A vrai dire, sa subite notoriété semble affecter sa capacité à voir son voyage en Amérique du Sud avec la clarté et l’acuité dont il avait fait preuve en Amérique du Nord, au point d’assombrir son humeur. Dans ses carnets de 1949, il évoque souvent et pour la première fois son état dépressif : « Obligé de m’avouer que, pour la première fois de ma vie, je suis en pleine débâcle psychologique. » Chaque jour lui amène de nouveaux visiteurs – poètes, professeurs, personnalités, philosophes locaux ou flagorneurs – dont les attentions l’épuisent. Ses séjours à l’ambassade de France et ses excursions dans plusieurs de ces « boîte[s] de nuit, triste[s] comme la mort, et pareille[s] à celles qui jalonnent le monde entier » entravent sa rencontre avec ce territoire et ses populations. Ce n’est pas pour rien qu’il écrit, dans un vol entre Buenos Aires et Santiago : « Nous passons les Andes dans la nuit – et je n’en vois rien – ce qui est le symbole de ce voyage. »
Rares sont les moments où Albert Camus est en connexion avec les lieux comme il l’entend. Sa description d’une macumba brésilienne à Caxias est aussi riche que tout ce qu’il a pu écrire, non seulement dans ses journaux mais dans toute son œuvre. On a le sentiment d’être avec lui, subjugués par les danseurs : « Ceux-là précipitent leur rythme, se convulsent sur eux-mêmes et commencent à pousser des cris inarticulés. La poussière monte du sol, étouffante, épaississant l’air qui colle déjà à la peau. » Donner à voir non seulement les coutumes mais aussi les théologies d’autres peuples, voilà les moments qui ancrent Albert Camus dans ses pensées, lui rappelant les idées au fondement de sa cosmologie personnelle. En sortant chancelant de la macumba, il pense : « J’aime la nuit et le ciel, plus que les dieux des hommes. »
La mer, la mer
Plus qu’un fascinant carnet de route, les Journaux de voyage nous font entrevoir la façon de raisonner de l’un des penseurs les plus stupéfiants du siècle dernier, un homme que communistes, socialistes, existentialistes et anticolonialistes ont tous tenter de faire entrer dans leurs rangs, mais qui s’est toujours défait de leur étreinte. De la France à l’Amérique et inversement, il s’est senti lui-même pris entre deux lieux d’infortune : l’un en raison de son passé impossible, l’autre de son impossible avenir.
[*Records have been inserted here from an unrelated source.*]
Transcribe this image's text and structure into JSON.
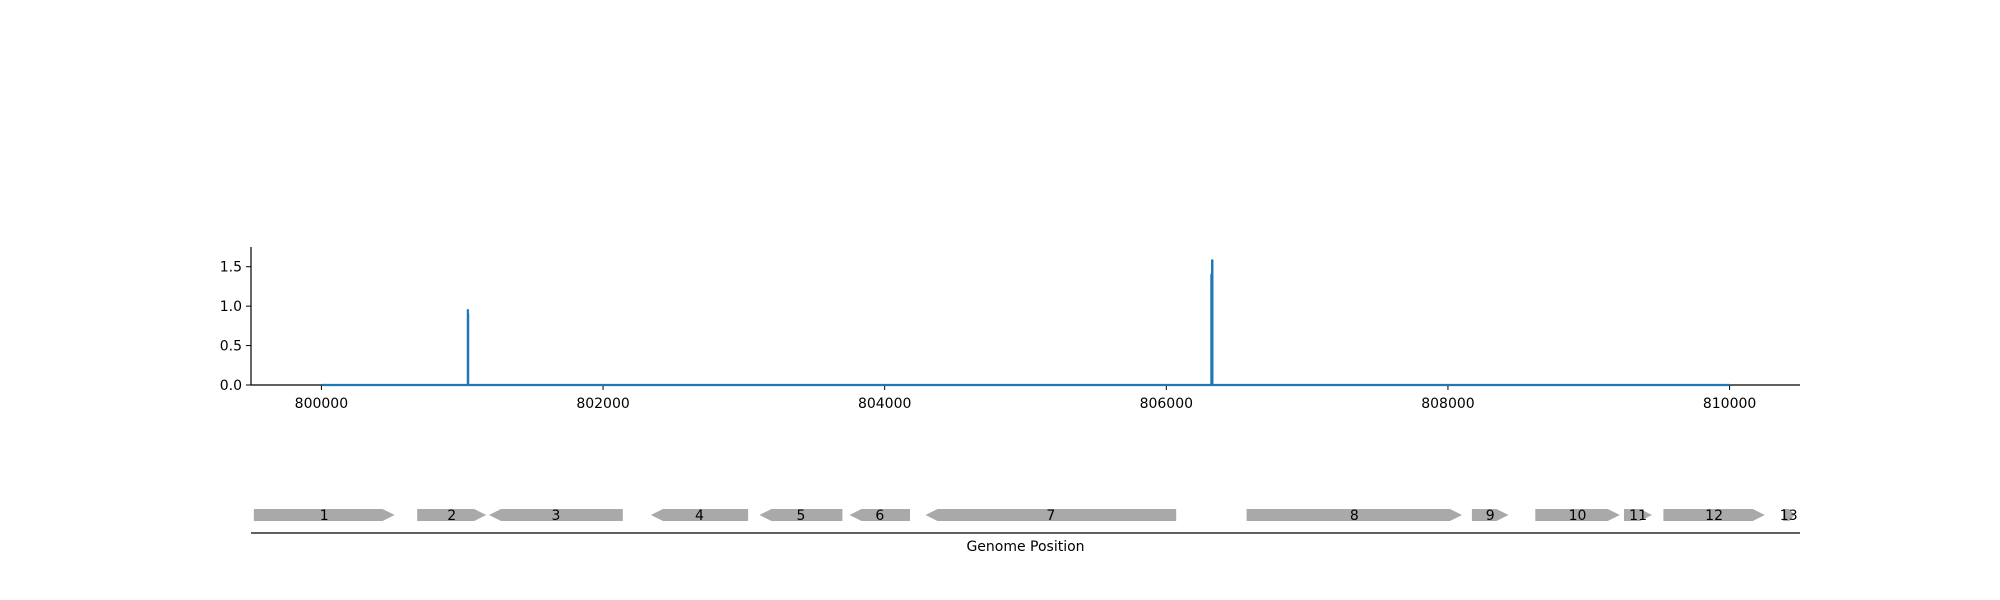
{
  "colors": {
    "line": "#1f77b4",
    "axis": "#000000",
    "gene": "#a9a9a9",
    "background": "#ffffff"
  },
  "chart_data": [
    {
      "type": "line",
      "xlim": [
        799500,
        810500
      ],
      "ylim": [
        0,
        1.75
      ],
      "x_ticks": [
        800000,
        802000,
        804000,
        806000,
        808000,
        810000
      ],
      "x_tick_labels": [
        "800000",
        "802000",
        "804000",
        "806000",
        "808000",
        "810000"
      ],
      "y_ticks": [
        0.0,
        0.5,
        1.0,
        1.5
      ],
      "y_tick_labels": [
        "0.0",
        "0.5",
        "1.0",
        "1.5"
      ],
      "grid": false,
      "series": [
        {
          "x": [
            800000,
            801040,
            801040,
            801040,
            801042,
            801042,
            806320,
            806320,
            806320,
            806325,
            806325,
            806327,
            806327,
            810000
          ],
          "y": [
            0,
            0,
            0.95,
            0.9,
            0.9,
            0,
            0,
            1.3,
            1.4,
            1.4,
            1.58,
            1.58,
            0,
            0
          ]
        }
      ]
    },
    {
      "type": "gene_track",
      "xlabel": "Genome Position",
      "xlim": [
        799500,
        810500
      ],
      "genes": [
        {
          "label": "1",
          "start": 799520,
          "end": 800520,
          "strand": "+"
        },
        {
          "label": "2",
          "start": 800680,
          "end": 801170,
          "strand": "+"
        },
        {
          "label": "3",
          "start": 801190,
          "end": 802140,
          "strand": "-"
        },
        {
          "label": "4",
          "start": 802340,
          "end": 803030,
          "strand": "-"
        },
        {
          "label": "5",
          "start": 803110,
          "end": 803700,
          "strand": "-"
        },
        {
          "label": "6",
          "start": 803750,
          "end": 804180,
          "strand": "-"
        },
        {
          "label": "7",
          "start": 804290,
          "end": 806070,
          "strand": "-"
        },
        {
          "label": "8",
          "start": 806570,
          "end": 808100,
          "strand": "+"
        },
        {
          "label": "9",
          "start": 808170,
          "end": 808430,
          "strand": "+"
        },
        {
          "label": "10",
          "start": 808620,
          "end": 809220,
          "strand": "+"
        },
        {
          "label": "11",
          "start": 809250,
          "end": 809450,
          "strand": "+"
        },
        {
          "label": "12",
          "start": 809530,
          "end": 810250,
          "strand": "+"
        },
        {
          "label": "13",
          "start": 810380,
          "end": 810460,
          "strand": "+"
        }
      ]
    }
  ]
}
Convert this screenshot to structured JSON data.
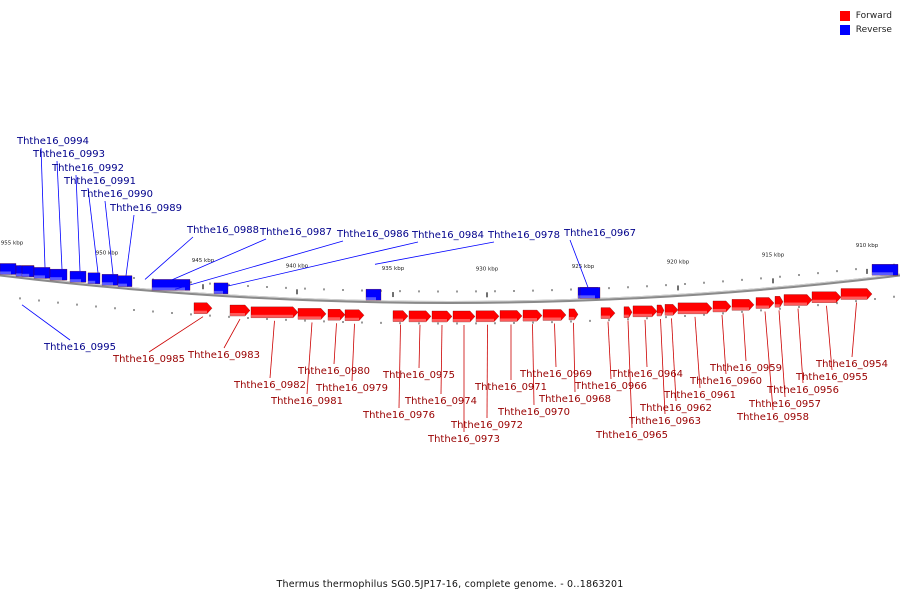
{
  "legend": {
    "items": [
      {
        "label": "Forward",
        "color": "#ff0000"
      },
      {
        "label": "Reverse",
        "color": "#0000ff"
      }
    ]
  },
  "caption": "Thermus thermophilus SG0.5JP17-16, complete genome. - 0..1863201",
  "axis": {
    "ticks": [
      "955 kbp",
      "950 kbp",
      "945 kbp",
      "940 kbp",
      "935 kbp",
      "930 kbp",
      "925 kbp",
      "920 kbp",
      "915 kbp",
      "910 kbp"
    ]
  },
  "genes": {
    "reverse": [
      "Ththe16_0995",
      "Ththe16_0994",
      "Ththe16_0993",
      "Ththe16_0992",
      "Ththe16_0991",
      "Ththe16_0990",
      "Ththe16_0989",
      "Ththe16_0988",
      "Ththe16_0987",
      "Ththe16_0986",
      "Ththe16_0984",
      "Ththe16_0978",
      "Ththe16_0967"
    ],
    "forward": [
      "Ththe16_0985",
      "Ththe16_0983",
      "Ththe16_0982",
      "Ththe16_0981",
      "Ththe16_0980",
      "Ththe16_0979",
      "Ththe16_0976",
      "Ththe16_0975",
      "Ththe16_0974",
      "Ththe16_0973",
      "Ththe16_0972",
      "Ththe16_0971",
      "Ththe16_0970",
      "Ththe16_0969",
      "Ththe16_0968",
      "Ththe16_0966",
      "Ththe16_0965",
      "Ththe16_0964",
      "Ththe16_0963",
      "Ththe16_0962",
      "Ththe16_0961",
      "Ththe16_0960",
      "Ththe16_0959",
      "Ththe16_0958",
      "Ththe16_0957",
      "Ththe16_0956",
      "Ththe16_0955",
      "Ththe16_0954"
    ]
  }
}
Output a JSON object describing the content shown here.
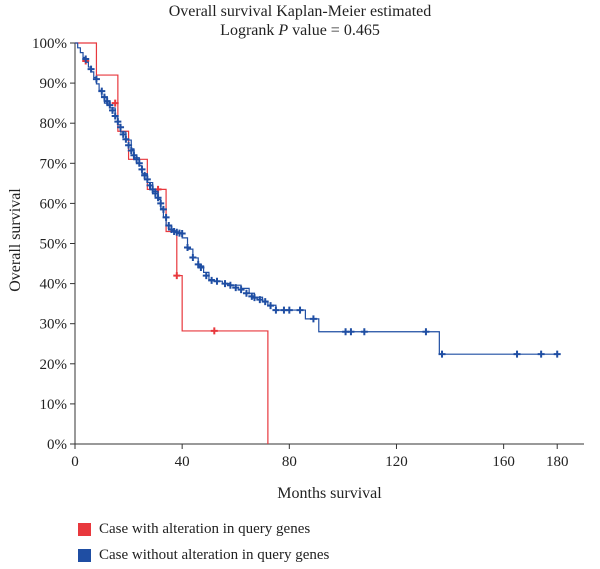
{
  "chart_data": {
    "type": "line",
    "title": "Overall survival Kaplan-Meier estimated",
    "subtitle_prefix": "Logrank ",
    "subtitle_italic": "P",
    "subtitle_suffix": " value = 0.465",
    "xlabel": "Months survival",
    "ylabel": "Overall survival",
    "xlim": [
      0,
      190
    ],
    "ylim": [
      0,
      100
    ],
    "xticks": [
      0,
      40,
      80,
      120,
      160,
      180
    ],
    "xtick_labels": [
      "0",
      "40",
      "80",
      "120",
      "160",
      "180"
    ],
    "yticks": [
      0,
      10,
      20,
      30,
      40,
      50,
      60,
      70,
      80,
      90,
      100
    ],
    "ytick_labels": [
      "0%",
      "10%",
      "20%",
      "30%",
      "40%",
      "50%",
      "60%",
      "70%",
      "80%",
      "90%",
      "100%"
    ],
    "grid": false,
    "legend_position": "bottom-left",
    "series": [
      {
        "name": "Case with alteration in query genes",
        "color": "#e8383d",
        "steps": [
          [
            0,
            100
          ],
          [
            8,
            95.5
          ],
          [
            8,
            92
          ],
          [
            16,
            85
          ],
          [
            16,
            78
          ],
          [
            20,
            71
          ],
          [
            27,
            71
          ],
          [
            27,
            63.5
          ],
          [
            34,
            63.5
          ],
          [
            34,
            53
          ],
          [
            38,
            53
          ],
          [
            38,
            42
          ],
          [
            40,
            42
          ],
          [
            40,
            28.2
          ],
          [
            72,
            28.2
          ],
          [
            72,
            0
          ]
        ],
        "censored": [
          [
            4,
            95.5
          ],
          [
            15,
            85
          ],
          [
            31,
            63.5
          ],
          [
            38,
            42
          ],
          [
            52,
            28.2
          ]
        ]
      },
      {
        "name": "Case without alteration in query genes",
        "color": "#1f4ea3",
        "steps": [
          [
            0,
            100
          ],
          [
            1,
            98.8
          ],
          [
            2,
            97.6
          ],
          [
            3,
            96.4
          ],
          [
            4,
            95.2
          ],
          [
            5,
            94
          ],
          [
            6,
            92.8
          ],
          [
            7,
            91.4
          ],
          [
            8,
            89.8
          ],
          [
            9,
            88.2
          ],
          [
            10,
            86.6
          ],
          [
            11,
            85
          ],
          [
            13,
            83.8
          ],
          [
            15,
            81.6
          ],
          [
            16,
            79.6
          ],
          [
            17,
            77.8
          ],
          [
            19,
            75.8
          ],
          [
            21,
            73.6
          ],
          [
            22,
            71.4
          ],
          [
            24,
            69.4
          ],
          [
            25,
            67.4
          ],
          [
            27,
            65.2
          ],
          [
            29,
            63
          ],
          [
            31,
            61
          ],
          [
            32,
            58.8
          ],
          [
            33,
            56.6
          ],
          [
            34,
            54.6
          ],
          [
            36,
            53.2
          ],
          [
            38,
            52.6
          ],
          [
            40,
            51.4
          ],
          [
            42,
            48.6
          ],
          [
            44,
            46.4
          ],
          [
            46,
            44.4
          ],
          [
            48,
            42.8
          ],
          [
            50,
            41
          ],
          [
            52,
            40.6
          ],
          [
            55,
            40
          ],
          [
            58,
            39.6
          ],
          [
            62,
            38.8
          ],
          [
            65,
            37.6
          ],
          [
            67,
            36.6
          ],
          [
            70,
            35.6
          ],
          [
            72,
            34.6
          ],
          [
            75,
            33.4
          ],
          [
            86,
            33.4
          ],
          [
            86,
            31.2
          ],
          [
            91,
            31.2
          ],
          [
            91,
            28
          ],
          [
            136,
            28
          ],
          [
            136,
            22.4
          ],
          [
            180,
            22.4
          ]
        ],
        "censored": [
          [
            4,
            96
          ],
          [
            6,
            93.5
          ],
          [
            8,
            91
          ],
          [
            10,
            88
          ],
          [
            11,
            86.5
          ],
          [
            12,
            85.5
          ],
          [
            13,
            84.5
          ],
          [
            14,
            83.2
          ],
          [
            15,
            81.8
          ],
          [
            16,
            80.4
          ],
          [
            17,
            79
          ],
          [
            18,
            77.2
          ],
          [
            19,
            76
          ],
          [
            20,
            74.5
          ],
          [
            21,
            73.2
          ],
          [
            22,
            72
          ],
          [
            23,
            71
          ],
          [
            24,
            70
          ],
          [
            25,
            68.5
          ],
          [
            26,
            67
          ],
          [
            27,
            66
          ],
          [
            28,
            64.5
          ],
          [
            29,
            63.5
          ],
          [
            30,
            62.5
          ],
          [
            31,
            61.4
          ],
          [
            32,
            60
          ],
          [
            33,
            58.5
          ],
          [
            34,
            56.5
          ],
          [
            35,
            54.5
          ],
          [
            36,
            53.5
          ],
          [
            37,
            53
          ],
          [
            38,
            52.8
          ],
          [
            39,
            52.6
          ],
          [
            40,
            52.5
          ],
          [
            42,
            49
          ],
          [
            44,
            46.5
          ],
          [
            46,
            44.8
          ],
          [
            47,
            44
          ],
          [
            49,
            42
          ],
          [
            51,
            40.8
          ],
          [
            53,
            40.6
          ],
          [
            56,
            40
          ],
          [
            58,
            39.6
          ],
          [
            60,
            39
          ],
          [
            62,
            38.5
          ],
          [
            64,
            37.6
          ],
          [
            66,
            36.8
          ],
          [
            67,
            36.5
          ],
          [
            69,
            36
          ],
          [
            71,
            35.5
          ],
          [
            73,
            34.5
          ],
          [
            75,
            33.4
          ],
          [
            78,
            33.4
          ],
          [
            80,
            33.4
          ],
          [
            84,
            33.4
          ],
          [
            89,
            31.2
          ],
          [
            101,
            28
          ],
          [
            103,
            28
          ],
          [
            108,
            28
          ],
          [
            131,
            28
          ],
          [
            137,
            22.4
          ],
          [
            165,
            22.4
          ],
          [
            174,
            22.4
          ],
          [
            180,
            22.4
          ]
        ]
      }
    ]
  }
}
Sa seule source d’apaisement, comme dans son enfance en Algérie française, c’est la mer. « Oui, j’ai beaucoup aimé la mer – cette immensité calme – ces sillages recouverts – ces routes liquides. » Tout à l’opposé du ciel, où il fonce à l’intérieur d’un « cercueil métallique » à travers l’Amérique du Sud. Dans les airs, sa solitude est une « terrible tristesse et sensation d’isolement ». En mer, cette solitude est une paix intérieure, qui nous enlève « pour un instant à la misère des jours et à la douleur d’être ». Seule la mer, qui le berce entre deux continents, porte le remède aux maux que lui ont causé le Vieux comme le Nouveau Monde. C’est le « symbole qui continue », pour Albert Camus comme pour le lecteur.
Travels in the Americas: Notes and Impressions of a New World d’Albert Camus, édité par Alice Kaplan, traduit du français par Ryan Bloom, University of Chicago Press, 2023.
Journaux de voyage d’Albert Camus, édité par Roger Quilliot, Gallimard, 1978.
Article publié dans le numéro de mars 2024 de France-Amérique.